Un uomo di scienza sui generis che nel suo laboratorio, tre ettari nel territorio di Montefredane a 440 metri d’altezza e quasi tutti coltivati a Fiano, bandisce la chimica per coltivare in biologico. Anche se solo da due anni vignaiolo a tempo pieno, da quando ha lasciato il suo incarico da ingegnere presso una multinazionale, le sue vigne le gestisce personalmente dal 1984. Anno in cui decide di abbandonare il paese natale per trasferirsi in Campania riprendendo la strada tracciata dal nonno nei primi del 900. “Avevo trovato in Irpinia un territorio da grandi vini, così all’inizio pensai di impiantare Pinot, l’intenzione era quella di fare grandi rossi, ma per un esordiente è cosa dura e difficilissima. Nel tempo poi convertii tutto a Fiano”.
Decisione che oggi gli vale il Fiano d’Avellino pluripremiato con etichetta Vigna della Congregazione. L’idea di questo ritorno alle origini la matura durante le degustazioni che, come racconta, si concedeva con un suo collega ai tempi dell’università. “Il mensile che serviva per sostentarci lo spendevano in grandi vini. Preferivamo degustare grandi etichette, avevamo trovato un’enoteca fornita, per il resto delle settimane tiravamo avanti con i panini”. Passione che portava dentro di sé la tempra del vigneron. E da perfetto interprete di questo mestiere dalla vigna all’imbottigliamento, pensa a tutto lui. “Il vignaiolo produce la bottiglia di vino partendo dalla terra, e nella bottiglia di vino ha l’interesse di mettere la cosa migliore”, così sintetizza la sua filosofia. Gaita è convinto assertore della concentrazione del vigneto, di bassa resa, infatti ne produce solo 10.000 bottiglie, tanto che una delle provocazioni che ama lanciare gioca proprio sul rapporto sacrifico bottiglie/qualità. “Datemi qualunque vigneto che ve ne farò un grande vino, sappiate che concentrerò il prodotto, si può fare vino di qualità con qualsiasi varietale ma sacrificando il numero delle bottiglie e lasciando fare al tempo, non si dà mai al vitigno e anche al vino il tempo di esprimersi”.
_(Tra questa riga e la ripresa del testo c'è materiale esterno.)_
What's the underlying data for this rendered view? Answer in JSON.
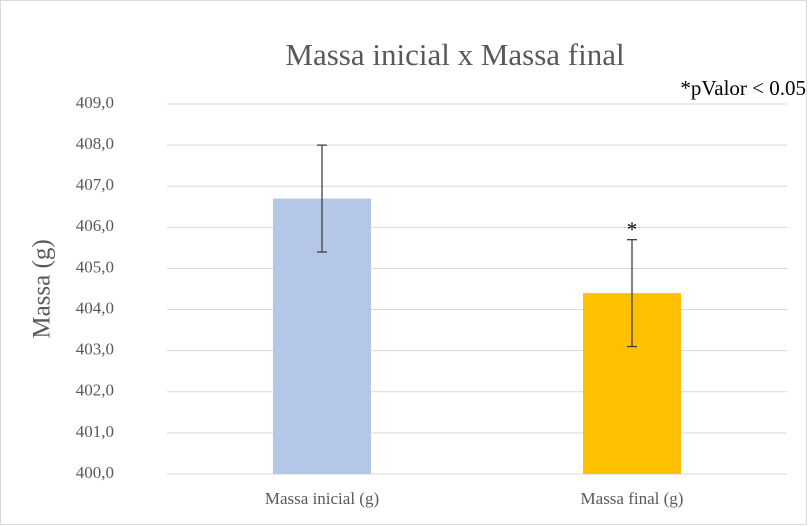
{
  "chart_data": {
    "type": "bar",
    "title": "Massa inicial x Massa final",
    "y_label": "Massa (g)",
    "annotation": "*pValor < 0.05",
    "significance_marks": [
      null,
      "*"
    ],
    "categories": [
      "Massa inicial (g)",
      "Massa final (g)"
    ],
    "values": [
      406.7,
      404.4
    ],
    "errors": [
      1.3,
      1.3
    ],
    "colors": [
      "#b4c7e7",
      "#ffc000"
    ],
    "ylim": [
      400,
      409
    ],
    "yticks": [
      {
        "value": 400,
        "label": "400,0"
      },
      {
        "value": 401,
        "label": "401,0"
      },
      {
        "value": 402,
        "label": "402,0"
      },
      {
        "value": 403,
        "label": "403,0"
      },
      {
        "value": 404,
        "label": "404,0"
      },
      {
        "value": 405,
        "label": "405,0"
      },
      {
        "value": 406,
        "label": "406,0"
      },
      {
        "value": 407,
        "label": "407,0"
      },
      {
        "value": 408,
        "label": "408,0"
      },
      {
        "value": 409,
        "label": "409,0"
      }
    ],
    "grid": true
  }
}
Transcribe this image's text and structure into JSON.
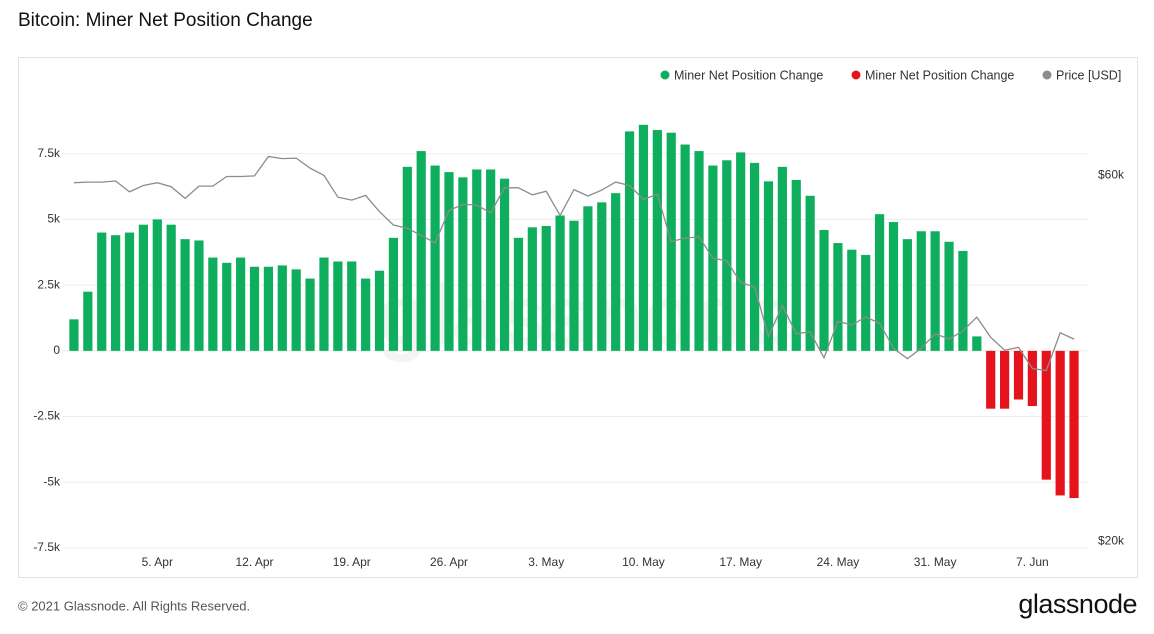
{
  "title": "Bitcoin: Miner Net Position Change",
  "footer": "© 2021 Glassnode. All Rights Reserved.",
  "brand": "glassnode",
  "watermark": "glassnode",
  "chart_data": {
    "type": "bar",
    "categories": [
      null,
      null,
      null,
      null,
      null,
      null,
      "5. Apr",
      null,
      null,
      null,
      null,
      null,
      null,
      "12. Apr",
      null,
      null,
      null,
      null,
      null,
      null,
      "19. Apr",
      null,
      null,
      null,
      null,
      null,
      null,
      "26. Apr",
      null,
      null,
      null,
      null,
      null,
      null,
      "3. May",
      null,
      null,
      null,
      null,
      null,
      null,
      "10. May",
      null,
      null,
      null,
      null,
      null,
      null,
      "17. May",
      null,
      null,
      null,
      null,
      null,
      null,
      "24. May",
      null,
      null,
      null,
      null,
      null,
      null,
      "31. May",
      null,
      null,
      null,
      null,
      null,
      null,
      "7. Jun",
      null,
      null,
      null
    ],
    "series": [
      {
        "name": "Miner Net Position Change",
        "color": "#0fae5f",
        "values": [
          1200,
          2250,
          4500,
          4400,
          4500,
          4800,
          5000,
          4800,
          4250,
          4200,
          3550,
          3350,
          3550,
          3200,
          3200,
          3250,
          3100,
          2750,
          3550,
          3400,
          3400,
          2750,
          3050,
          4300,
          7000,
          7600,
          7050,
          6800,
          6600,
          6900,
          6900,
          6550,
          4300,
          4700,
          4750,
          5150,
          4950,
          5500,
          5650,
          6000,
          8350,
          8600,
          8400,
          8300,
          7850,
          7600,
          7050,
          7250,
          7550,
          7150,
          6450,
          7000,
          6500,
          5900,
          4600,
          4100,
          3850,
          3650,
          5200,
          4900,
          4250,
          4550,
          4550,
          4150,
          3800,
          550,
          null,
          null,
          null,
          null,
          null,
          null,
          null
        ]
      },
      {
        "name": "Miner Net Position Change",
        "color": "#e5141c",
        "values": [
          null,
          null,
          null,
          null,
          null,
          null,
          null,
          null,
          null,
          null,
          null,
          null,
          null,
          null,
          null,
          null,
          null,
          null,
          null,
          null,
          null,
          null,
          null,
          null,
          null,
          null,
          null,
          null,
          null,
          null,
          null,
          null,
          null,
          null,
          null,
          null,
          null,
          null,
          null,
          null,
          null,
          null,
          null,
          null,
          null,
          null,
          null,
          null,
          null,
          null,
          null,
          null,
          null,
          null,
          null,
          null,
          null,
          null,
          null,
          null,
          null,
          null,
          null,
          null,
          null,
          null,
          -2200,
          -2200,
          -1850,
          -2100,
          -4900,
          -5500,
          -5600
        ]
      },
      {
        "name": "Price [USD]",
        "color": "#8c8c8c",
        "type": "line",
        "axis": "y2",
        "values": [
          58700,
          58800,
          58800,
          59000,
          57100,
          58200,
          58700,
          58000,
          56000,
          58100,
          58100,
          59800,
          59800,
          59900,
          63500,
          63100,
          63200,
          61300,
          60000,
          56200,
          55700,
          56500,
          53800,
          51700,
          51200,
          50100,
          49000,
          54000,
          55000,
          54900,
          53600,
          57800,
          57800,
          56600,
          57200,
          53200,
          57500,
          56400,
          57400,
          58800,
          58200,
          55800,
          56700,
          49200,
          49700,
          49900,
          46800,
          46400,
          43500,
          42900,
          37000,
          40600,
          37300,
          37500,
          34700,
          38700,
          38300,
          39200,
          38500,
          35700,
          34600,
          35700,
          37300,
          36700,
          37600,
          39200,
          36900,
          35500,
          35800,
          33600,
          33400,
          37400,
          36700
        ]
      }
    ],
    "ylim": [
      -7500,
      10000
    ],
    "yticks": [
      {
        "value": -7500,
        "label": "-7.5k"
      },
      {
        "value": -5000,
        "label": "-5k"
      },
      {
        "value": -2500,
        "label": "-2.5k"
      },
      0,
      {
        "value": 2500,
        "label": "2.5k"
      },
      {
        "value": 5000,
        "label": "5k"
      },
      {
        "value": 7500,
        "label": "7.5k"
      }
    ],
    "y2lim": [
      19600,
      78000
    ],
    "y2ticks": [
      {
        "value": 20000,
        "label": "$20k"
      },
      {
        "value": 60000,
        "label": "$60k"
      }
    ],
    "y2log": true,
    "grid": true,
    "legend": "top-right"
  }
}
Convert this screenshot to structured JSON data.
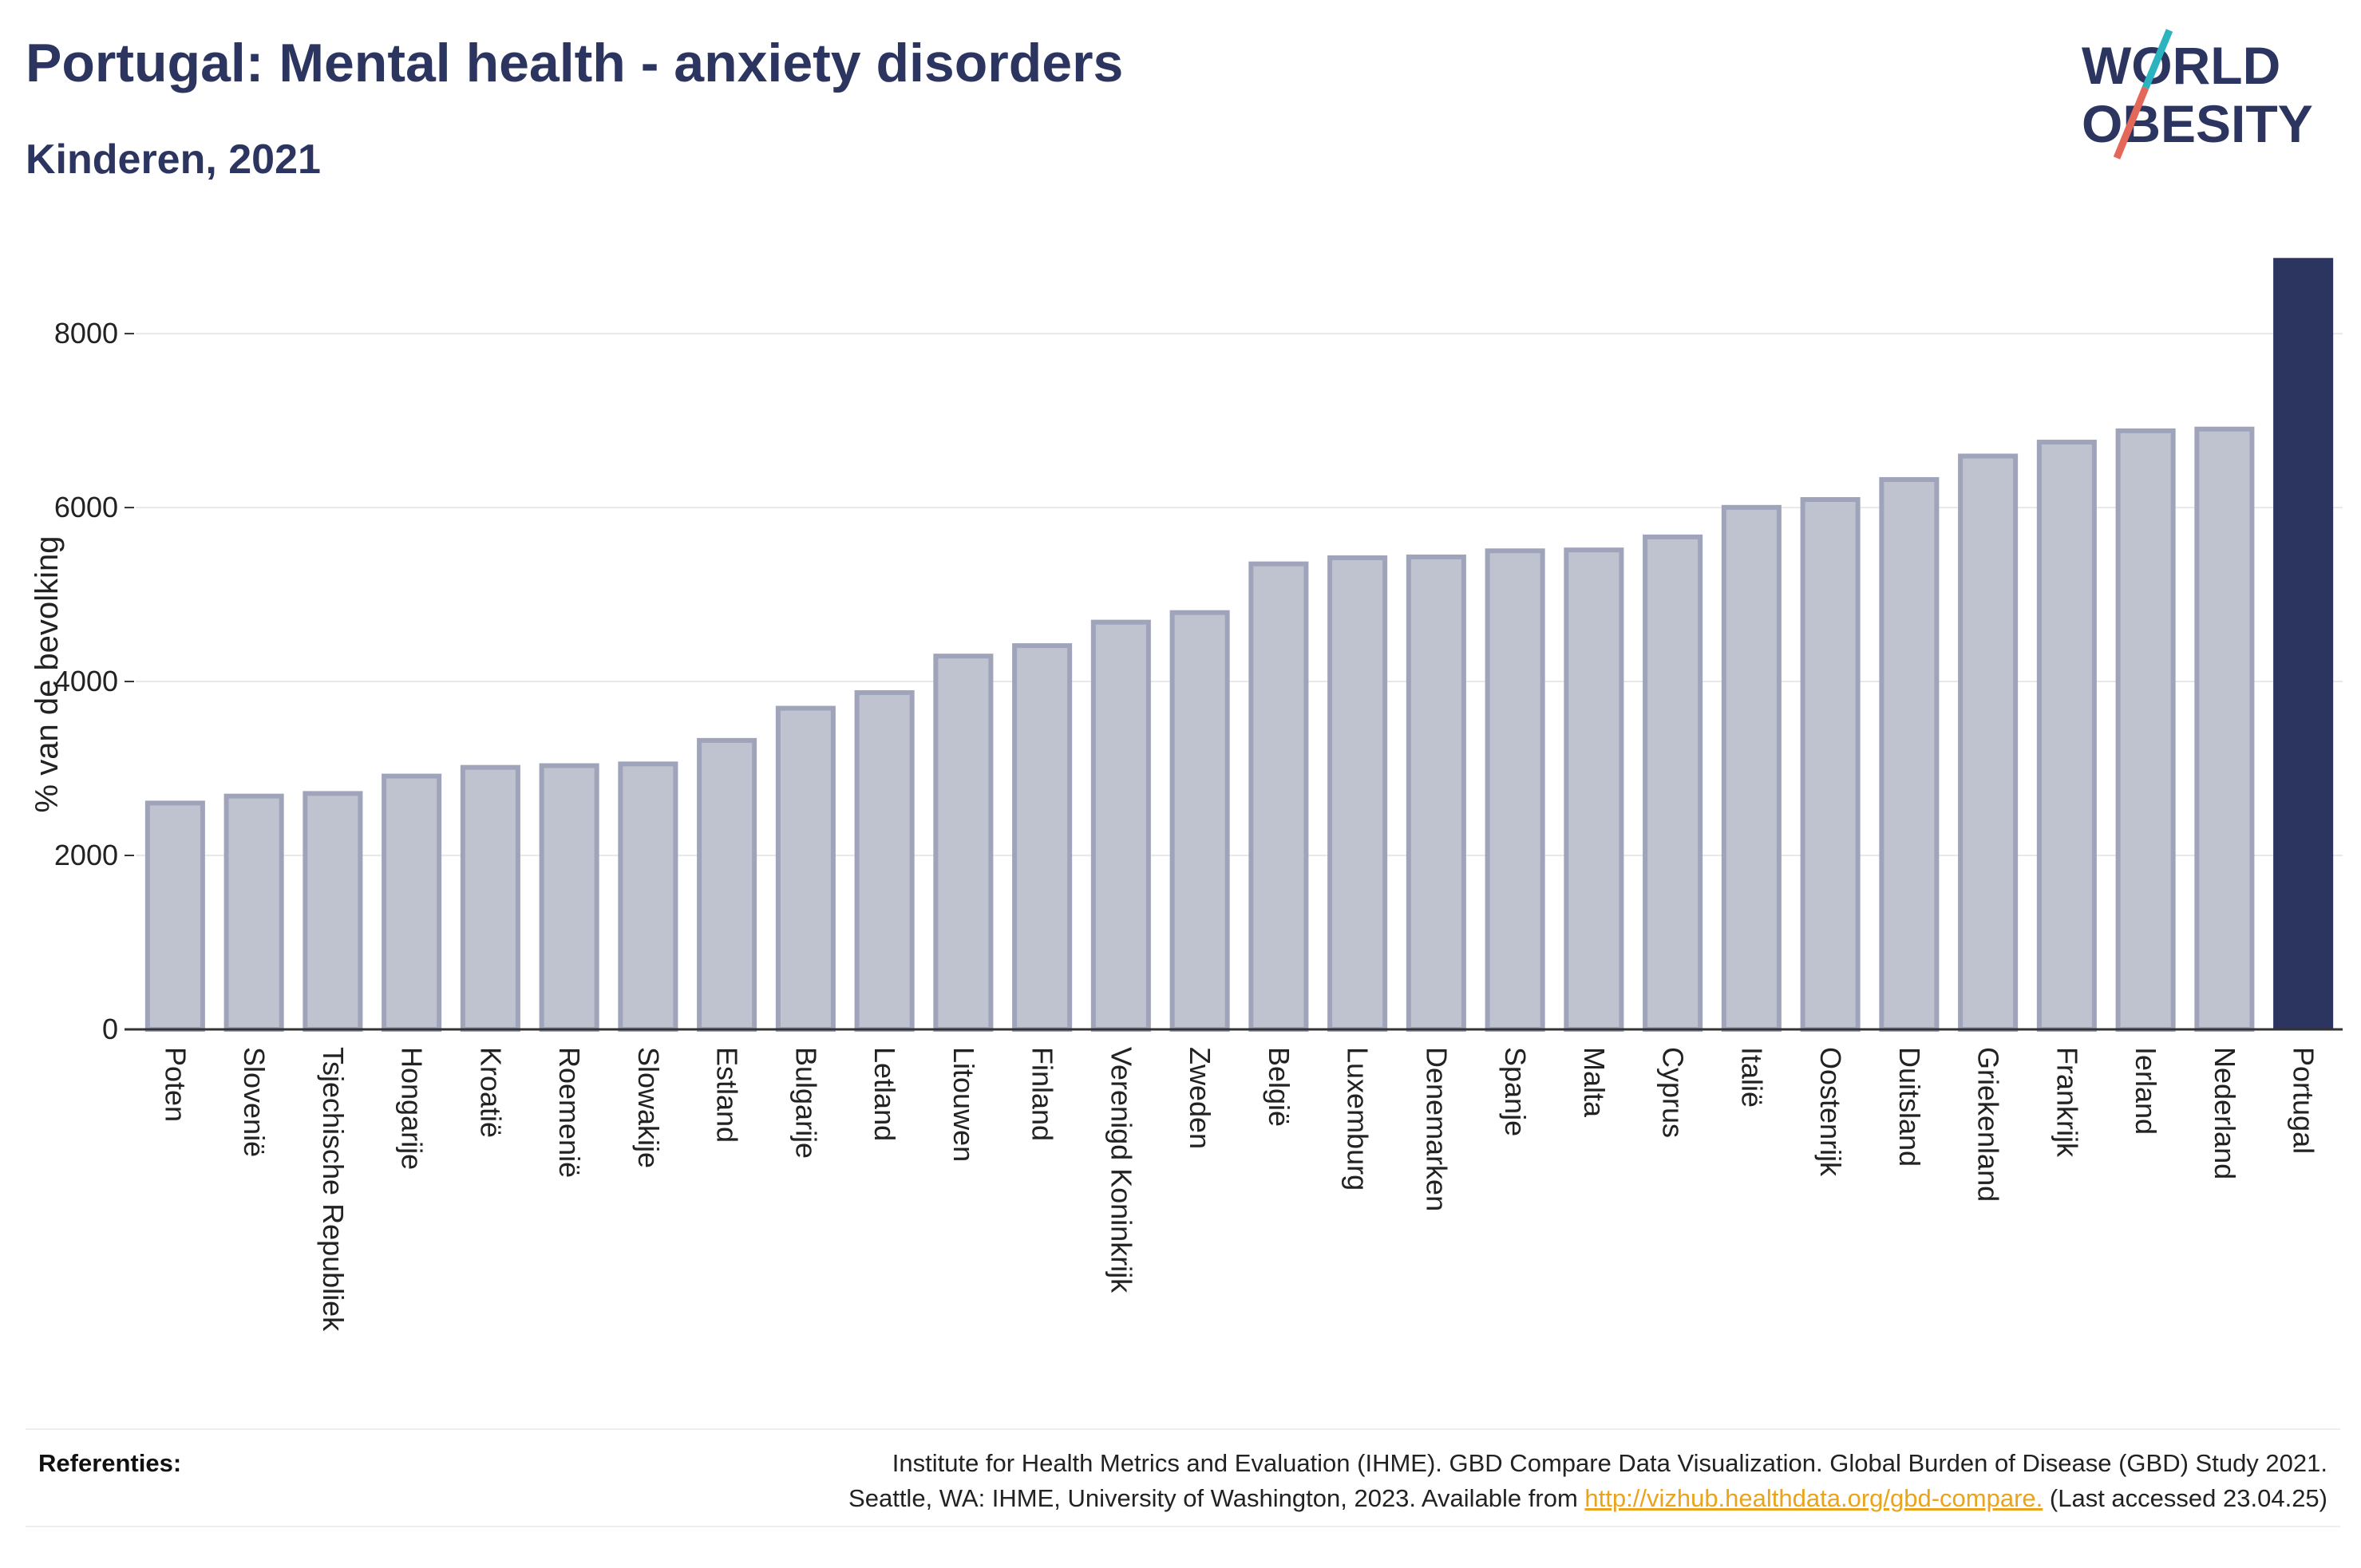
{
  "header": {
    "title": "Portugal: Mental health - anxiety disorders",
    "subtitle": "Kinderen, 2021"
  },
  "logo": {
    "line1": "WORLD",
    "line2": "OBESITY",
    "colors": {
      "text": "#2b3560",
      "slash_top": "#2bb3c0",
      "slash_bottom": "#e4685a"
    }
  },
  "chart_data": {
    "type": "bar",
    "title": "Portugal: Mental health - anxiety disorders",
    "subtitle": "Kinderen, 2021",
    "xlabel": "",
    "ylabel": "% van de bevolking",
    "ylim": [
      0,
      8900
    ],
    "yticks": [
      0,
      2000,
      4000,
      6000,
      8000
    ],
    "grid": true,
    "categories": [
      "Poten",
      "Slovenië",
      "Tsjechische Republiek",
      "Hongarije",
      "Kroatië",
      "Roemenië",
      "Slowakije",
      "Estland",
      "Bulgarije",
      "Letland",
      "Litouwen",
      "Finland",
      "Verenigd Koninkrijk",
      "Zweden",
      "België",
      "Luxemburg",
      "Denemarken",
      "Spanje",
      "Malta",
      "Cyprus",
      "Italië",
      "Oostenrijk",
      "Duitsland",
      "Griekenland",
      "Frankrijk",
      "Ierland",
      "Nederland",
      "Portugal"
    ],
    "values": [
      2630,
      2710,
      2740,
      2940,
      3040,
      3060,
      3080,
      3350,
      3720,
      3900,
      4320,
      4440,
      4710,
      4820,
      5380,
      5450,
      5460,
      5530,
      5540,
      5690,
      6030,
      6120,
      6350,
      6620,
      6780,
      6910,
      6930,
      8870
    ],
    "highlight": "Portugal",
    "colors": {
      "bar": "#bfc3d0",
      "bar_border": "#9fa4ba",
      "highlight": "#2b3560",
      "grid": "#e8e8e8",
      "axis": "#333333"
    }
  },
  "references": {
    "label": "Referenties:",
    "text_line1": "Institute for Health Metrics and Evaluation (IHME). GBD Compare Data Visualization. Global Burden of Disease (GBD) Study 2021.",
    "text_line2_pre": "Seattle, WA: IHME, University of Washington, 2023. Available from ",
    "link": "http://vizhub.healthdata.org/gbd-compare.",
    "text_line2_post": " (Last accessed 23.04.25)"
  }
}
I suoi vini si evolvono infatti su tempi dilatati, in cantina dove li lascia riposare 15 mesi sulle feccie, come il Fiano 2009 che presenterà al Vinitaly. “Lo stiamo assaggiando proprio adesso, è quasi pronto, non lo sviniamo, così come è mia prassi, gli farò fare solo una blanda chiarifica”. Nei suoi filari il fattore concentrazione, sinomimo per lui di espressione di terroir, si basa sul sistema radicale. “Tutti sanno che si fanno grandi vini con impianti datati, perché la vite ha avuto tutto il tempo di occupare il suolo. Ma per i più giovani bisogna che si tratti la vigna come un’interfaccia tra suolo e grappolo. Per far ciò bisogna diminuire la quantità di uva e darle la possibilità alla pianta di occupare al meglio il suolo, mettendola in condizioni di tirare tutto dal terreno”. Una concezione di viticoltura di stampo francese che gli consente di ottenere vini mai uguali a se stessi e sempre in evoluzione, quasi stagionali che cambiano performance a secondo del periodo in cui li si degusta. Vini d’annata. “Il mio vino è variegato, dipende dall’annata, è espressione di questa e della sperimentazione che io faccio, non è mai fatto allo stesso modo – e da futuro enologo precisa sull’enologia -. Non compenso le variazioni in funzione dell’annata per ottenere un certo standard, questo è l’enologia. Invece ho un’idea di vino diversa. Un vino sempre interessante, non migliore, ma che una volta assaggiato si fa bere di nuovo”. Da un personaggio del genere non può che derivarne un vino schietto, come egli stesso lo definisce, con le sue spigolosità. A detta del produttore quasi una sintesi di tutti varietali a bacca bianca.”Il Fiano è uno dei più grandi vitigni del mondo. Si può trovare lo Chardonnay, il Sauvignon. Il Fiano è qualunque altro vitigno e da questo nasce la difficoltà di tirare fuori un Fiano tipico. Col Fiano si può fare tutto perché si ha tutto”.